Club-company law is a chance for teams to clean up finances and pay creditors – Prime Time Zone


Project allows clubs to become companies in the form of Football Association

VIVIANE MOREIRA/FUTURA PRESS/ESTADÃO CONTENTParliamentarians and experts believe the law should attract investors to clubs that become companies

After the overthrow of the President’s vetoes, Jair Bolsonaro (no party), about the club-company law, parliamentarians and experts believe that the new rules, especially the tax ones, will lead to the adhesion of football clubs to the business model, through which they will even be able to go public in the Stock Exchange. Clubs that become companies in the form of Anonymous Society of Football they will be able to receive resources from individuals, legal entities, investment funds and even raise financial contributions in the government’s incentive law. The new provisions highlight a single rate of 5%, including contributions to corporate income tax and taxes such as PIS and Cofins.
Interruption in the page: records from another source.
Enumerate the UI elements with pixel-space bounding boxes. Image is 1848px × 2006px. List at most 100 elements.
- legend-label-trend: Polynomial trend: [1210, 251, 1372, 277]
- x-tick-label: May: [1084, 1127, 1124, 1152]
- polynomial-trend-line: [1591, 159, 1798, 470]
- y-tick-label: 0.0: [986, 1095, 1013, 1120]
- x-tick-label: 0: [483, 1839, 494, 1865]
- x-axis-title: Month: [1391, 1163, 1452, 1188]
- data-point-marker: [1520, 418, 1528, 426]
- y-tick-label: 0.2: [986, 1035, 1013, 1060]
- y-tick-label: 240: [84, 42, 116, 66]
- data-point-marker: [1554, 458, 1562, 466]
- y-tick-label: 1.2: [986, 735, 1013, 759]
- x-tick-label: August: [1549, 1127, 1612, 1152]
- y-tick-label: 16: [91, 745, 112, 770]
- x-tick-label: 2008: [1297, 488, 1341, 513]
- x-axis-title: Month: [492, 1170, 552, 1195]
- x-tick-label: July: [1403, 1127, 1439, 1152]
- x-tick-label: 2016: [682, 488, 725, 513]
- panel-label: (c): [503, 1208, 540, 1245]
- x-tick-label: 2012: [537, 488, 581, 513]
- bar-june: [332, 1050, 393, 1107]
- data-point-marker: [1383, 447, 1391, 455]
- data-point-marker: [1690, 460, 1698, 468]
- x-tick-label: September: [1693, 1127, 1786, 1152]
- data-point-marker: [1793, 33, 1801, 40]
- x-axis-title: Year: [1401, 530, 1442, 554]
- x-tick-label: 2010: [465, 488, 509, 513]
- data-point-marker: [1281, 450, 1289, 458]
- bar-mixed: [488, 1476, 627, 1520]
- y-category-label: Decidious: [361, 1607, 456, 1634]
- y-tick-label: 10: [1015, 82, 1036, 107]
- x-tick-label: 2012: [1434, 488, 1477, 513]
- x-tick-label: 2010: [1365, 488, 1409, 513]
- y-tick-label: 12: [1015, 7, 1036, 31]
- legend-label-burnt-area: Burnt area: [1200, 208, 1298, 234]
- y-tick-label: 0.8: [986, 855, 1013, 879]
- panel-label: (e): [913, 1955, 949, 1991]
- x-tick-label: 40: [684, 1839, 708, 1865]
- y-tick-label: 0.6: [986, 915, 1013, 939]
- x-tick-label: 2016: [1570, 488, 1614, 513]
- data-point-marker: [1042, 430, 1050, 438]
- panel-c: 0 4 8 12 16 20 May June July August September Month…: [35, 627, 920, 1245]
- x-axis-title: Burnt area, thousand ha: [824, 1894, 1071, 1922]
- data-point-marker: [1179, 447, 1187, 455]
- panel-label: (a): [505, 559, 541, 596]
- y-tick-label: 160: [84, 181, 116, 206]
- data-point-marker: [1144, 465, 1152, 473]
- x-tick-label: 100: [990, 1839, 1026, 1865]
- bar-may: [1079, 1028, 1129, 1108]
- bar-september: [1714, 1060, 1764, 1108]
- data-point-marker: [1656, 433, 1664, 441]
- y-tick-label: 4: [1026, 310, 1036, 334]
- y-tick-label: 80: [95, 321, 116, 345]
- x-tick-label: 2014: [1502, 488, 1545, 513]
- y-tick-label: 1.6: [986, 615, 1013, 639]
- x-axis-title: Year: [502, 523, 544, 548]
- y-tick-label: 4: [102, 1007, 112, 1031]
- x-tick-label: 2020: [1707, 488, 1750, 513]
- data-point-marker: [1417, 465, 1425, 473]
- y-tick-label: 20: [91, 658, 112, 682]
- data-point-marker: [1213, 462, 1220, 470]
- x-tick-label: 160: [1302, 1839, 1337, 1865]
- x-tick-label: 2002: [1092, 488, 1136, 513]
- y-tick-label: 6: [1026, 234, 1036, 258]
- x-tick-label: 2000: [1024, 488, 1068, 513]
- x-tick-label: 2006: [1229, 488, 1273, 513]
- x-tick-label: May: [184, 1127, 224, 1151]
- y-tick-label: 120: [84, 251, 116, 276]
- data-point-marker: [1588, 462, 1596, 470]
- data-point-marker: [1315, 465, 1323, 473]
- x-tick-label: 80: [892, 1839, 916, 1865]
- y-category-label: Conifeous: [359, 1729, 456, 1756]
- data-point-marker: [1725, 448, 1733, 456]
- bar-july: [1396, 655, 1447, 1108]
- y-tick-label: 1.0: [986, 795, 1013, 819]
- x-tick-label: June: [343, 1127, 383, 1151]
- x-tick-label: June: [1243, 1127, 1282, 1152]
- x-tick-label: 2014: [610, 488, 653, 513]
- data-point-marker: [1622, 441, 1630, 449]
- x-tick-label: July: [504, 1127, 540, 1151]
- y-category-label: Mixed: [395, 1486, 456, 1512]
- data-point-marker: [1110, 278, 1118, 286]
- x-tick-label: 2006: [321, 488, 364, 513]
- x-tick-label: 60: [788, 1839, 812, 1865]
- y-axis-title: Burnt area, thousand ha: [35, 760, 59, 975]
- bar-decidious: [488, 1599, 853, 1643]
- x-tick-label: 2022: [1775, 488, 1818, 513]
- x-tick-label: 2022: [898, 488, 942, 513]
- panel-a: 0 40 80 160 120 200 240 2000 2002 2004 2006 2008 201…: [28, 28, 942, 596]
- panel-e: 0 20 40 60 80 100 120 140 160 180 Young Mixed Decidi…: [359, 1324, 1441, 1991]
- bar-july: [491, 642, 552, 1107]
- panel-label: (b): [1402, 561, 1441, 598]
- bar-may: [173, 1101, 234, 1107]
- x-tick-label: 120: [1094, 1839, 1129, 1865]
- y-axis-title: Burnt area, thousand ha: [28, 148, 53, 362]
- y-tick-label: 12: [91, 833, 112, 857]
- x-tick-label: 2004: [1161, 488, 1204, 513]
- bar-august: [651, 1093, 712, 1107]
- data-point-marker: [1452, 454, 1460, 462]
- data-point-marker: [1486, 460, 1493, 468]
In the first five years, this index will be applied, except for the transfer of rights by athletes. As of the sixth year, the rate drops to 4%, on a monthly cash basis, that is, on all revenues, including the transfer of rights for athletes.

The report’s rapporteur, Carlos Portinho (PL) says that the way the text was approved allows for a healthy transition. “It would not be possible for clubs, which today are civil associations and which collect little or nothing in taxes, overnight to become a Football Association, collecting what a Corporation pays, around 34% of taxes. Of course, as it is optional, the change would not be attractive. Therefore, specific taxation in football is important not only to attract the club, but mainly to attract the investments that the soccer need,” he says. Attorney José Francisco Manssur, one of those who helped formulate the law, indicates that the clubs, many of them with astronomical debts, will have the chance to clean up finances and pay off creditors. “The whole model was thought of, and besides, there is the possibility of judicial recovery so that the debts are effectively paid, it is a plan to clean up Brazilian football as a whole.”

Carlos Portinho believes that with the new law everyone wins. “It’s good for clubs, it’s good for investors and even more so for the government. According to the impact studies presented by the report, based on what the clubs collect, we foresee an increase in collection from 11% to 50% more than what is collected today”, he says. The senators maintained the presidential vetoes with the requirement that investment funds inform the names of shareholders who hold shares corresponding to 10% or more of the equity. It will also be necessary to provide information on the shareholding composition. The indication is that it will not be only medium and small clubs that must adhere to the new law. Vasco, Cruzeiro and Botafogo have already shown their intention to adopt the model.